Des protéines animales sans élevage
De nombreuses startups et de plus grosses entreprises spécialisées dans la nutrition, la chimie ou les produits pharmaceutiques, se sont déjà engagées dans la fermentation de précision. Elles sont nombreuses à travailler à la production de protéines alternatives. Elles parviennent à reproduire des graisses telles que l’acide gras qui donne à une viande son goût particulier, des acides gras omega 3 issus d’algues, et même de l’huile de palme dont l’exploitation actuelle est responsable d’une importante déforestation. Parmi les ingrédients alimentaires issus de la fermentation de précision déjà commercialisés on trouve des glycosides de stéviol (édulcorants), des colorants et arômes destinés aux alternatives à la viande, des alternatives aux œufs, et des protéines de lait pour la production de substituts aux produits laitiers. Ces entreprises visent aussi la production d’ingrédients fonctionnels : prébiotiques, postbiotiques, vitamines…
Compléments alimentaires et cosmétiques
Les fabricants de compléments alimentaires, sont également en quête de procédés de production sûrs, vertueux et durables pour leurs molécules d’intérêt. Pour eux, Gnosis by Lesaffre produit aujourd’hui par fermentation la forme la plus pure de salidroside, un composant bioactif à la popularité grandissante et issu d’une plante, Rhodiola rosea, qui fait l’objet d’une surexploitation. Gnosis by Lesaffre produit aussi de la chondroïtine par fermentation, un complément alimentaire dont le sourcing implique l’exploitation d’animaux.

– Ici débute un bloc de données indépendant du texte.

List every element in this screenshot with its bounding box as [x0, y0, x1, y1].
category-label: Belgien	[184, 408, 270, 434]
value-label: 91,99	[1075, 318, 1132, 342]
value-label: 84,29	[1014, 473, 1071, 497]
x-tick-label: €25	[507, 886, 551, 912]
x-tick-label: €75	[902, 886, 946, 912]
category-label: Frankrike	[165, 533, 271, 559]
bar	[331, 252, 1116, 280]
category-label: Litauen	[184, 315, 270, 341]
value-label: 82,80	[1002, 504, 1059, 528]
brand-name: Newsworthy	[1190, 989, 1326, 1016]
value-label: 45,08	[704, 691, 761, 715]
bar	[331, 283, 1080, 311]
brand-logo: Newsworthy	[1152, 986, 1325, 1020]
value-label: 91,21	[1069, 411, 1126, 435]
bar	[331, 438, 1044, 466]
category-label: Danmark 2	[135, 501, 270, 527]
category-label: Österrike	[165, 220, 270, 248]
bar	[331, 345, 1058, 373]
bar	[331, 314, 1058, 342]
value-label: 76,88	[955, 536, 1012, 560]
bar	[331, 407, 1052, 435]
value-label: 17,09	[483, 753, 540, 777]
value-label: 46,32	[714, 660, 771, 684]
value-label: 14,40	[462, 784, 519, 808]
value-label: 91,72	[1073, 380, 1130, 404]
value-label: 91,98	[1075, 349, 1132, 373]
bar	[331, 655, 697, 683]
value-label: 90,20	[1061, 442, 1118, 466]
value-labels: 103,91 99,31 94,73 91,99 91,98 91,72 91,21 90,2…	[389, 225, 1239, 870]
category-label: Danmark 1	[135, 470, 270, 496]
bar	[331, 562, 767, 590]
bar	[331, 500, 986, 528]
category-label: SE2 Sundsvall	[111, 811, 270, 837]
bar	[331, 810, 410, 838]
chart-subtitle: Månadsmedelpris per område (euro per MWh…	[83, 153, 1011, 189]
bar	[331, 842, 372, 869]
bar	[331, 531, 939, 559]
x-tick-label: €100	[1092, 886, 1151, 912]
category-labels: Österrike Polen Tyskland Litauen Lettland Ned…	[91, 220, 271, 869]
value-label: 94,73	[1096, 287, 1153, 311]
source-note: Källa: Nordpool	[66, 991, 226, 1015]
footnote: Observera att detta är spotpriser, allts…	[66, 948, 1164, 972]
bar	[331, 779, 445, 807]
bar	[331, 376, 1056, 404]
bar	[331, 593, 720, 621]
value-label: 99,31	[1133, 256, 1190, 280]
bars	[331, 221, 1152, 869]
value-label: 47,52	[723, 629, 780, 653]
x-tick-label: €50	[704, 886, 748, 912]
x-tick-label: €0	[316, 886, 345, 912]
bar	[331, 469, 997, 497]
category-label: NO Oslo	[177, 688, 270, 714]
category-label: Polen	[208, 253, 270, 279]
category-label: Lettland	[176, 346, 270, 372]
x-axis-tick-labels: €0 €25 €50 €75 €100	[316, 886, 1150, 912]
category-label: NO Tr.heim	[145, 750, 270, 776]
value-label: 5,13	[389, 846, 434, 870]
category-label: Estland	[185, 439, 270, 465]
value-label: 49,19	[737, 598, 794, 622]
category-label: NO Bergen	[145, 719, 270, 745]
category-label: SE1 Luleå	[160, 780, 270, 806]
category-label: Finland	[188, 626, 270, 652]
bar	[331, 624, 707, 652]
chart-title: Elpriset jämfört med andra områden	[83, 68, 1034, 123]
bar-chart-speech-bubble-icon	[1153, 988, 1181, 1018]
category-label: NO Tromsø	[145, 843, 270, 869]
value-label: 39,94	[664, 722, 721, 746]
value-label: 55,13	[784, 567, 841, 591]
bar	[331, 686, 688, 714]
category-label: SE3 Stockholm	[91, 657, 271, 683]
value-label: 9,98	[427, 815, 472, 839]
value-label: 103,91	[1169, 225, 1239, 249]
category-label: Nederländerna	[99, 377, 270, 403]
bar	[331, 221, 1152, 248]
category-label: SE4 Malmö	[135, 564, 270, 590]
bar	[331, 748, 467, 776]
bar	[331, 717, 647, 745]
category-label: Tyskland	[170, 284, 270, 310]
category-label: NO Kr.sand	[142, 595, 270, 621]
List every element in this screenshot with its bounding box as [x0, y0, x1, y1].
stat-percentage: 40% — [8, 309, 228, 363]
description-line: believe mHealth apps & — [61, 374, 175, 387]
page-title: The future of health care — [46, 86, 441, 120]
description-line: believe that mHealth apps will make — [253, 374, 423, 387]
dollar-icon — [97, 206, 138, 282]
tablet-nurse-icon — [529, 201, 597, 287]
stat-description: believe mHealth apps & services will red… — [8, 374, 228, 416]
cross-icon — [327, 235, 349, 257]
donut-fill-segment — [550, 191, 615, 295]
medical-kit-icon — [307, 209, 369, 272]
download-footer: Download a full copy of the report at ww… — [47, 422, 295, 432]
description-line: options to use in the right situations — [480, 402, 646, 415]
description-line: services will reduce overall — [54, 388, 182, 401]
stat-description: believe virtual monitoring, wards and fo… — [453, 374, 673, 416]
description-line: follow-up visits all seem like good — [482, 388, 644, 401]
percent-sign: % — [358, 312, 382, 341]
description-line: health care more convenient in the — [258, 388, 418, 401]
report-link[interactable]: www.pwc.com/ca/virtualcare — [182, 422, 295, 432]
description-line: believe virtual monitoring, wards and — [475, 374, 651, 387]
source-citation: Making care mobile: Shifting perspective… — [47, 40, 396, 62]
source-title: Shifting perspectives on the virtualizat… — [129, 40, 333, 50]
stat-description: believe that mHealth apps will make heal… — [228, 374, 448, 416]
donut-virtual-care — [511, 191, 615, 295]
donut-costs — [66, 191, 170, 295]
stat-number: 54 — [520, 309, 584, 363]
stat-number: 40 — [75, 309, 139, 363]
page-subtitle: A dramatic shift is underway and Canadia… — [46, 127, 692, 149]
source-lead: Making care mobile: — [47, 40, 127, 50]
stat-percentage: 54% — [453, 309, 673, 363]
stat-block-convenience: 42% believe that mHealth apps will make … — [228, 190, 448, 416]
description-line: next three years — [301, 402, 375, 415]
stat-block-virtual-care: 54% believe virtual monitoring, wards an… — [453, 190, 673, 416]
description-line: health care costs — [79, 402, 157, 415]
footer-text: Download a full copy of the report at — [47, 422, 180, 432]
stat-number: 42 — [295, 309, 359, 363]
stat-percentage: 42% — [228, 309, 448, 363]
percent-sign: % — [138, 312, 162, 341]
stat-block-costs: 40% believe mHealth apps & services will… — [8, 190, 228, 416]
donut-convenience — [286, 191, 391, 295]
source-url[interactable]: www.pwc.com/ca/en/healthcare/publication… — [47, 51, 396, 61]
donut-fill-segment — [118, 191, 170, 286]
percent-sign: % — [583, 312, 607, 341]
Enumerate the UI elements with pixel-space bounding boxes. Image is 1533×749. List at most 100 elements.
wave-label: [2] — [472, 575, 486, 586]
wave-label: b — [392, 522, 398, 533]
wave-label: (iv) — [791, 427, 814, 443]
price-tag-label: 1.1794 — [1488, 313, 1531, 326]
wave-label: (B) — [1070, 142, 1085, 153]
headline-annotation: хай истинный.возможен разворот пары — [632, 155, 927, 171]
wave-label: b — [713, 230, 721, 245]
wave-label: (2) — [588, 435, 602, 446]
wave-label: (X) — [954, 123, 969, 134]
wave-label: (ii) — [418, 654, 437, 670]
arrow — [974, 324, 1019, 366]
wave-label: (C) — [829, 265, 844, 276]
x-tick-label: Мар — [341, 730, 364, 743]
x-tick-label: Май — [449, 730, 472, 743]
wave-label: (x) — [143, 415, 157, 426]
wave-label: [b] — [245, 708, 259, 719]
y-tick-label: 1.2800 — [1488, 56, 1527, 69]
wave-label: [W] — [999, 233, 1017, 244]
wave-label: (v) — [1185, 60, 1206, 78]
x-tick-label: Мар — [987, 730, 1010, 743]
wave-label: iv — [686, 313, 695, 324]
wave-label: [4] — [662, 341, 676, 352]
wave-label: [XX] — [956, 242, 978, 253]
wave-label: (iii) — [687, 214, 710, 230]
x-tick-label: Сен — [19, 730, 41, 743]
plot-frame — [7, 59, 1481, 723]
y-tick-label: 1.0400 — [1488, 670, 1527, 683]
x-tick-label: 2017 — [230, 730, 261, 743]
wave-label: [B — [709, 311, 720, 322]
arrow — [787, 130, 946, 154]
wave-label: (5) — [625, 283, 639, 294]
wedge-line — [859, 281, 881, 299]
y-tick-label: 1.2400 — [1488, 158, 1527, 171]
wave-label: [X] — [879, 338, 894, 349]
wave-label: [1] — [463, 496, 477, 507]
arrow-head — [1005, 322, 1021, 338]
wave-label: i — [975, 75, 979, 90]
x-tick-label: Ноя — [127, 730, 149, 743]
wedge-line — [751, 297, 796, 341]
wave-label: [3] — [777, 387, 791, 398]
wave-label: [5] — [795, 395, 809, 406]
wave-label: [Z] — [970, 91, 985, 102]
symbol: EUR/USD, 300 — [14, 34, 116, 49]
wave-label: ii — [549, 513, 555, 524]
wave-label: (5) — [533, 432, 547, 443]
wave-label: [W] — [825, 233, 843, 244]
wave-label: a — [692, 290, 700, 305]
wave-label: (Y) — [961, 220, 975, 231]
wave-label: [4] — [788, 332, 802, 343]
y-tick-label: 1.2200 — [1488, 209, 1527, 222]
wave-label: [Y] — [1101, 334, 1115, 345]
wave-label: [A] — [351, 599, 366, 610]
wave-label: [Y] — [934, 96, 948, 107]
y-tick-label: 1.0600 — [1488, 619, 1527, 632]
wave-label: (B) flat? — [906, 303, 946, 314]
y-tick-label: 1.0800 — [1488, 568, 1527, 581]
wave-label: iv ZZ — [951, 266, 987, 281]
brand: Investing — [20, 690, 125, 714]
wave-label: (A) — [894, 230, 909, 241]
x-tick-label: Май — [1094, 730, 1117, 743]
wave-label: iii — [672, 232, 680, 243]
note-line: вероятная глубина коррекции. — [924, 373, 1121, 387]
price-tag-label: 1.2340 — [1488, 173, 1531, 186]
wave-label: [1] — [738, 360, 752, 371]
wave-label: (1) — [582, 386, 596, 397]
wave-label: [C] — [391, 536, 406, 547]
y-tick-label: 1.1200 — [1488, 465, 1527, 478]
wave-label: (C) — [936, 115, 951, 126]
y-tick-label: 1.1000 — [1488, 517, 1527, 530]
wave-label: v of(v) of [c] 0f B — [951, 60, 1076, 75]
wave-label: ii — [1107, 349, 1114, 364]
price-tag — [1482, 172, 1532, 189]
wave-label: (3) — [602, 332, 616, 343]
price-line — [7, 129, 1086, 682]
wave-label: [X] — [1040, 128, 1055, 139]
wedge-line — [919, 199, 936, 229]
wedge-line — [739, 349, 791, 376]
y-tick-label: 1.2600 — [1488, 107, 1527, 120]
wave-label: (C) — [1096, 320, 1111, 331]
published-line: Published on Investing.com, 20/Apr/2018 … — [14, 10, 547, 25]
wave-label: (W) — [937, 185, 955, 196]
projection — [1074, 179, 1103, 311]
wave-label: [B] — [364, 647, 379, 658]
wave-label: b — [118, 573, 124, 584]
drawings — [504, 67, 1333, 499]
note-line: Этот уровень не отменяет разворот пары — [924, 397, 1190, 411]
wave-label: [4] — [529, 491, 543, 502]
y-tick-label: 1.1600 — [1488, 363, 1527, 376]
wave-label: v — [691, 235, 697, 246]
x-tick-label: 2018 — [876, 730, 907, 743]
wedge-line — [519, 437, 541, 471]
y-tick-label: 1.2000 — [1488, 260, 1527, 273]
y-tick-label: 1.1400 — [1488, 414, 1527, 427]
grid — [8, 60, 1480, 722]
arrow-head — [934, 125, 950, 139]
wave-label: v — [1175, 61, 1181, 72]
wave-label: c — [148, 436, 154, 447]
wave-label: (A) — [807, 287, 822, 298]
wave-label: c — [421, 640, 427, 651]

Les fabricants de cosmétiques, sous la pression de consommateurs qui souhaitent éviter des ingrédients issus de la pétrochimie et dont l’exploitation appauvrit les écosystèmes, investissent également dans la fermentation de précision. Leur objectif : produire des huiles de plantes, des pigments, des minéraux ou encore des acides organiques en limitant l’exploitation de ressources naturelles.
Afin de limiter au maximum l’impact environnemental et de faire baisser les coûts de production, les processus employés dans la fermentation de précision sont sans cesse optimisés. Les ingrédients produits sont actuellement nourris avec des nutriments issus de maïs ou de canne à sucre. Ces sources peuvent par exemple être remplacées par des sous-produits de l’industrie alimentaire et des circuits courts peuvent être mis en place. Une recherche constante de meilleurs procédés qui, ajoutée à la diversité des micro-organismes présents sur Terre et à l’avancée continuelle des technologies, offre à la fermentation de précision un avenir prometteur.
Notes :
¹ Food and Agriculture Organization of the United Nations (2023). Hannah Ritchie, Pablo Rosado and Max Roser (2019) – “Meat and Dairy Production” Published online at OurWorldinData.org.
² Humpenöder, F., Bodirsky, B.L., Weindl, I. et al. Projected environmental benefits of replacing beef with microbial protein. Nature 605, 90–96 (2022). https://doi.org/10.1038/s41586-022-04629-w
Sources :
Augustin, M. A., Hartley, C. J., Maloney, G., & Tyndall, S. (2023). Innovation in precision fermentation for food ingredients. Critical Reviews in Food Science and Nutrition, 64(18), 6218–6238. https://doi.org/10.1080/10408398.2023.2166014
Teng TS, Chin YL, Chai KF, Chen WN. Fermentation for future food systems: Precision fermentation can complement the scope and applications of traditional fermentation. EMBO Rep. 2021 May 5;22(5):e52680. doi: 10.15252/embr.202152680. Epub 2021 Apr 27. PMID: 33908143; PMCID: PMC8097352.